At 10/23/2012 10:38 AM, Jonathan Lighter wrote:
>Joel, do any of your 18th  C. Puritan buddies use minced oaths like "Jiminy
>Crickets!" and "Doggone it!"
>
>Such oaths aren't much in evidence till well into the 19th C., but the same
>historian friend had "read somewhere" that they were created as euphemisms
>by the Puritans.  (He's a political, not a linguistic, historian.)
>
>Sounds plausible (always a danger signal)  but the gap in attestation is
>more than considerable.
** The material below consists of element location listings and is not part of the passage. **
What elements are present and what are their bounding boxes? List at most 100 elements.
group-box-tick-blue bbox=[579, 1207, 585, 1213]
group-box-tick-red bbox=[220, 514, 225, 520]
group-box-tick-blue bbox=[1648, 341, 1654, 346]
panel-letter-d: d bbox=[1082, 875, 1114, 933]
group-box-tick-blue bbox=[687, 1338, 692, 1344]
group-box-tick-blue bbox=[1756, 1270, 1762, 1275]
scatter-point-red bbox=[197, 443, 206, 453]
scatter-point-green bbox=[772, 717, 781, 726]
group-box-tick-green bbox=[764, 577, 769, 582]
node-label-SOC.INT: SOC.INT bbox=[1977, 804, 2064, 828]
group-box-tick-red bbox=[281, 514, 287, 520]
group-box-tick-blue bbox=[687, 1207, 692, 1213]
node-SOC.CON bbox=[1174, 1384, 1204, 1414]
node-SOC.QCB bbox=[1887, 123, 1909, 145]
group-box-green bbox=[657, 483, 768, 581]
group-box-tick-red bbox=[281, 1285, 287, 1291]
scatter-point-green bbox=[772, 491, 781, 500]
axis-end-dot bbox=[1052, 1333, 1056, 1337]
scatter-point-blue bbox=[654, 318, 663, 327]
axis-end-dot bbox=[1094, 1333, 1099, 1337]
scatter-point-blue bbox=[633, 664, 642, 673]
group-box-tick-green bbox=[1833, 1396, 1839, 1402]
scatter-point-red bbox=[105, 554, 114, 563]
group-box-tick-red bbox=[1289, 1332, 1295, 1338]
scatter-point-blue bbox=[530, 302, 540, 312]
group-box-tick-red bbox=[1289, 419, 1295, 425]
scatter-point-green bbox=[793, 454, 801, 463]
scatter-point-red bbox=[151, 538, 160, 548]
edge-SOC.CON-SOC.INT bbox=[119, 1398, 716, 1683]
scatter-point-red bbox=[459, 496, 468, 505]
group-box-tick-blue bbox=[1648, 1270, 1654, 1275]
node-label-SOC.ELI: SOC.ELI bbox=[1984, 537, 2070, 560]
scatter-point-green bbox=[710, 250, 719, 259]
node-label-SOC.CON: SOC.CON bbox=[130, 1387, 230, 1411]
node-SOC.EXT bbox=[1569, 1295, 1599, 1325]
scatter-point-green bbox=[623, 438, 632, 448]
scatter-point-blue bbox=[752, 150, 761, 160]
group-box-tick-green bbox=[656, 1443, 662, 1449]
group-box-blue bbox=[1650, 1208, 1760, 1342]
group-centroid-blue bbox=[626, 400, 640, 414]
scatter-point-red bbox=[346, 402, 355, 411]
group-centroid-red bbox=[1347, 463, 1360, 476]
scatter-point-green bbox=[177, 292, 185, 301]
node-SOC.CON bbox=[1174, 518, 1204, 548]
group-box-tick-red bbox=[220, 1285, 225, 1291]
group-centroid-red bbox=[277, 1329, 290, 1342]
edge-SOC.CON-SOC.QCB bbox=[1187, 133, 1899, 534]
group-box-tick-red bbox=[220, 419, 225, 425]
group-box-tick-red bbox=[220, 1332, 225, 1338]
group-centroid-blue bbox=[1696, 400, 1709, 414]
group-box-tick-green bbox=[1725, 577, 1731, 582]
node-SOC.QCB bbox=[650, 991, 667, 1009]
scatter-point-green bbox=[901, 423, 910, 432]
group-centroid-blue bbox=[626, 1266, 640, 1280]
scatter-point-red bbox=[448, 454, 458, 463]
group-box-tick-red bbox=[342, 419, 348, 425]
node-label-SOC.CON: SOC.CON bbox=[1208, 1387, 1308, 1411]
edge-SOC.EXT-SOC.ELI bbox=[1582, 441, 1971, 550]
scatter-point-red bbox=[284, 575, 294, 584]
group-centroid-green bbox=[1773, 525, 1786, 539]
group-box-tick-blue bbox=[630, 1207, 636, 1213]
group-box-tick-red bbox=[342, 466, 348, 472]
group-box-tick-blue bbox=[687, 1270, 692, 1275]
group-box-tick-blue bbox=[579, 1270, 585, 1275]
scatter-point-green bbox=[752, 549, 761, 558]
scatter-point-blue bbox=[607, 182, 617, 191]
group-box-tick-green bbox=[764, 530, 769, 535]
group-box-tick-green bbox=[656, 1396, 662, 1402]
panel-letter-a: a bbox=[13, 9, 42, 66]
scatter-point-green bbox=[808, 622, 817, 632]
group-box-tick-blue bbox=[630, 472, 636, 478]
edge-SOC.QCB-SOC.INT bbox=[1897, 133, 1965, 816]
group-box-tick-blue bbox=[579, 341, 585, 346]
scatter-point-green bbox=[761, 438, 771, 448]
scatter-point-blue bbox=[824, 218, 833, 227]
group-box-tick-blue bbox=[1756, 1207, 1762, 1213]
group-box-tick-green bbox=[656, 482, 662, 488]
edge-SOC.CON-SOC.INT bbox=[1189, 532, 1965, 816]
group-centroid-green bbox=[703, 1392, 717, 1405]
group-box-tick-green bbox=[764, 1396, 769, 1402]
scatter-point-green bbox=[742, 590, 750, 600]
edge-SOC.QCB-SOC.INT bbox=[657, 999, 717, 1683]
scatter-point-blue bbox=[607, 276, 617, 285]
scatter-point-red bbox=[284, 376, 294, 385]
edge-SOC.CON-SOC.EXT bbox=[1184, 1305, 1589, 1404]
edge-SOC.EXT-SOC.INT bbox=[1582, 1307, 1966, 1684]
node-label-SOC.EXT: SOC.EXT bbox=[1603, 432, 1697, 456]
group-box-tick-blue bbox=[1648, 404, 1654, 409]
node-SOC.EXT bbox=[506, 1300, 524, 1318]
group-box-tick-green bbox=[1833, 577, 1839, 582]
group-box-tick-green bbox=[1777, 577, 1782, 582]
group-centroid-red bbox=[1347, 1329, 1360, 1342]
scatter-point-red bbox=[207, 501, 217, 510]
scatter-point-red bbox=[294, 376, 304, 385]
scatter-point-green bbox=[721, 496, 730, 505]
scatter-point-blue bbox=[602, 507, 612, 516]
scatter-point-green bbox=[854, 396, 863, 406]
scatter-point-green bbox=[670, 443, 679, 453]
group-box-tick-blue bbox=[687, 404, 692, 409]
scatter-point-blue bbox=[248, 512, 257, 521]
Also, the Puritan population may have been too
>small and too localized to sustain much of a repertoire.
>
>JL
>
>On Tue, Oct 23, 2012 at 10:09 AM, Joel S. Berson <Berson at att.net> wrote:
>
> > ---------------------- Information from the mail header
> > -----------------------
> > Sender:       American Dialect Society <ADS-L at LISTSERV.UGA.EDU>
> > Poster:       "Joel S. Berson" <Berson at ATT.NET>
> > Subject:      Re: ague
> >
> >
> -------------------------------------------------------------------------------
> >
> > At 10/23/2012 12:29 AM, Wilson Gray wrote:
> >
> > >On Mon, Oct 22, 2012 at 6:08 PM, Jonathan Lighter
> > ><wuxxmupp2000 at gmail.com> wrote:
> > > > "og"
> > >
> > >I went with [ejg] for dekkids. However, I've yet to have occasion to
> > >speak this word. I have the vague sense that [ejgju] is the way to go.
> > >Don' know, f' sho. I also thought that this disease had been cured
> > >back in the Elizabethan era.
> >
> > Since I live in the 18th century, I've had much occasion to read
> > it.  (Conversation is rarer.)
> >
> > There was much confusion, or conflation, of disease and symptoms, so
> > into and past the 18th century "ague" might refer to either.  (Even
> > the OED lumps both together, under sense 1.)  When "ague" was used to
> > refer to a disease it might be one of several having the ague symptom
> > of "acute or high fever ... esp. when recurring periodically" and
> > accompanied by "an intense feeling of cold and shivering" (OED).
> >
> > I suspect now "ague" is most associated with malaria.  But there is
> > still imprecision:
> > 2002   J. Thompson Wide Blue Yonder iv. 273   You weren't supposed to
> > go to India during the monsoons... People caught agues and fevers and
> > funguses.
> >
> > (Altho' I doubt not a Practitioner of Physick would not speak thusly.)
> >
> > Joel
> >
> > ------------------------------------------------------------
> > The American Dialect Society - http://www.americandialect.org
> >
>
>
>
>--
>"If the truth is half as bad as I think it is, you can't handle the truth."